Alarnab, 48, said he had asked the king to come to the popular eatery when he met him at Buckingham Palace before an event honoring humanitarian work in 2023.
“I told him ‘I would love for you to visit our restaurant one day’ and he said: ‘I would love to’... I was over the Moon to be honest.”
The chef has come a long way since he arrived in London after an arduous journey from Damascus with virtually no money in his pocket.
Fearing for his life, he had escaped Syria after his family was uprooted again and again by fighting.
His culinary empire — restaurants, cafes, and juice bars peppered across the Syrian capital — had been destroyed by bombing in just six days in 2013.
Alarnab spent three months crisscrossing Europe in the back of lorries, aboard trains, on foot and even on a bicycle before he reached the UK.
“When I left, I left with nothing,” he told AFP, as waiters whirled past carrying steaming plates of traditional Syrian fare.
Starving and exhausted, he spent the last of his money on a train ticket to Doncaster where his sister lived.
“Love letter from Syria”
To make a living, Alarnab initially picked up any odd jobs, such as washing and selling cars, saving enough to bring his wife and three daughters over after seven months.
His love of cooking never left him though. In France, while he was sleeping on the steps of a church, Alarnab had often cooked for hundreds of other refugees.
“I always dreamed of going back to cooking,” he said.
So it wasn’t long before he found himself back in the kitchen, cooking up a storm across London with his sold-out supper clubs, bustling pop-up cafes, and crowded lunchtime falafel bars.
Alarnab’s friends gave him the initial boost for his first pop-up in 2017, and profits from his new catering business then covered the costs of later events.

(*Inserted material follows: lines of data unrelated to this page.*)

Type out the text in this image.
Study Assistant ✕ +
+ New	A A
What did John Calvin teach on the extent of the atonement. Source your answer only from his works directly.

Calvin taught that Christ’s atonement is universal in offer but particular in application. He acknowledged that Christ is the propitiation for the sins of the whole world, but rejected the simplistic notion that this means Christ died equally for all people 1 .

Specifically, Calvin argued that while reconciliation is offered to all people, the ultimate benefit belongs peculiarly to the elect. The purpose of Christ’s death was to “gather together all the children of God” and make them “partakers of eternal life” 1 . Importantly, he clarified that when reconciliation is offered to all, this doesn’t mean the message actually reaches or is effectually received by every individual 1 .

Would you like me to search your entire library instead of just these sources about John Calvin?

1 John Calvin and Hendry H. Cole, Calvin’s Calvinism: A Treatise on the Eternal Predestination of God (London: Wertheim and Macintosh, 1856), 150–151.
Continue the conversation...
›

He now runs two restaurants in the city — one in Soho’s buzzing Kingly Court and another nestled in a corner of the vibrant Somerset House arts center.
“I was looking for a city to love when I found London,” Alarnab said, adding it had offered him “space to innovate” and add his own modern twist to classic Syrian dishes.
Far from home, Alarnab said his word-of-mouth success had grown into a “love letter from Syria to the world” that needs no translation.
“You don’t really need to speak Arabic or Syrian to know that this is the best falafel ever,” he said, pointing to a row of colorful plates.
“There is hope”
For Alarnab, spices frying, dough rising and cheese melting inside a kitchen offered an unlikely escape from the real world.
“All my problems, I leave them outside the kitchen and walk in fresh.”
When he fled Syria, Alarnab thought going back to Damascus was forever off the table.
Yet he returned for the first time in October, almost a year to the day after longtime leader Bashar Assad was toppled in a lightning rebel offensive — ending almost 14 years of brutal civil war.
He walked the familiar streets of his old home, where his late mother taught him to cook many years ago.
“To return to Damascus and for her not to be there, that was extremely difficult.”
Torn between the two cities, Alarnab said he longed to one day rebuild his home in Damascus.
“I wish I could go back and live there. But at the same time, I feel like London is now a part of me. I don’t know if I could ever go back and just be in Syria,” he said.
Although Syrians still bear the scars of war, Alarnab said he had seen “hope in people’s eyes which was missing when I left in 2015.”
“The road ahead is still very long, and yes this is only the beginning — but there is hope.”